Current General Studies Magazine: "Indian Space Research Organisation (ISRO)" February 2017

Current General Studies Magazine (February 2017)

General Studies - III "Science and Technology Based Article" (Indian Space Research Organisation (ISRO)

The Indian Space Research Organisation (ISRO) made a new record by launching 104 foreign nano satellites into outer space on February 15. This not only underscores the space agency’s prowess, but it catapults it on the global map as a force to reckon with.

Consider this to be a swift boost for the Indian morale to stratospheric levels. With its 35th successful PSLV (Polar Satellite Launch Vehicle) mission, this is a proud moment for India – its homegrown space agency has successfully transcended the records established by Russia and the United States. Back in 2014, Russia had sent 37 satellites in a single launch – a pale patch in comparison to India’s recent feat.
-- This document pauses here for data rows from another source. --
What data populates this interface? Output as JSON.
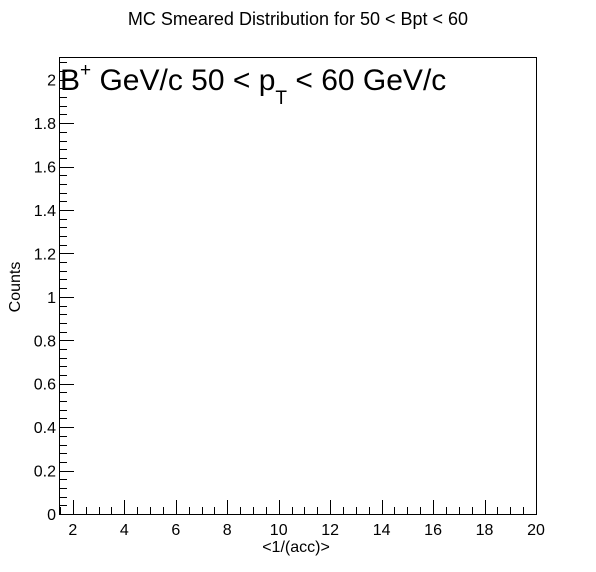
{
  "title": "MC Smeared Distribution for 50 < Bpt < 60",
  "chart_data": {
    "type": "bar",
    "title": "MC Smeared Distribution for 50 < Bpt < 60",
    "xlabel": "<1/(acc)>",
    "ylabel": "Counts",
    "xlim": [
      1.5,
      20
    ],
    "ylim": [
      0,
      2.1
    ],
    "x_ticks": [
      2,
      4,
      6,
      8,
      10,
      12,
      14,
      16,
      18,
      20
    ],
    "y_ticks": [
      0,
      0.2,
      0.4,
      0.6,
      0.8,
      1,
      1.2,
      1.4,
      1.6,
      1.8,
      2
    ],
    "series": [],
    "legend": "none",
    "grid": false,
    "annotation": {
      "main": "B",
      "sup": "+",
      "mid": " GeV/c 50 < p",
      "sub": "T",
      "tail": " < 60 GeV/c"
    }
  }
}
If you look at it, ISRO has a fantastic resume: It’s the 16th best in the global market with a commendable 94 per cent success rate. The completion of this mission therefore not only marks a significant event in our history, but it leads to an unbridled global publicity, drawing the attention of the world to direct more of its business towards Antrix – ISRO’s commercial arm. In other words, the success of this mission chiefly conveys trust – that our space agency is not only a compelling, competitive institution, but its remarkable success rate also strongly testifies that it can deliver.

After its establishment in 1992, Antrix (derived from the Sanskrit word ‘antariksh’ meaning ‘space’) hit many roadblocks trying to inspire trust in global organisations to use its services. When it made its venture to market its launch services, the price it quoted was extremely low in comparison to market prices. Therefore, it lead the third parties to not entirely trust Antrix.

However, after 25 years, ISRO has finally emerged as a global competitive institution with indigenous skills. Inevitably, it’s an immense source for pride. It led Prime Minister Narendra Modi to tweet, “This remarkable feat by @isro is yet another proud moment for our space scientific community and the nation. India salutes our scientists”. Needless to say, the mission does instill considerable pride in the minds of Indians.

India has to invest much more on innovative global projects spearheaded by organisations like ISRO if it wants to inculcate a feelings of love and respect for our country. The ISRO is proof of the fact that we can really dominate and be ahead of the rest if we put our minds to it.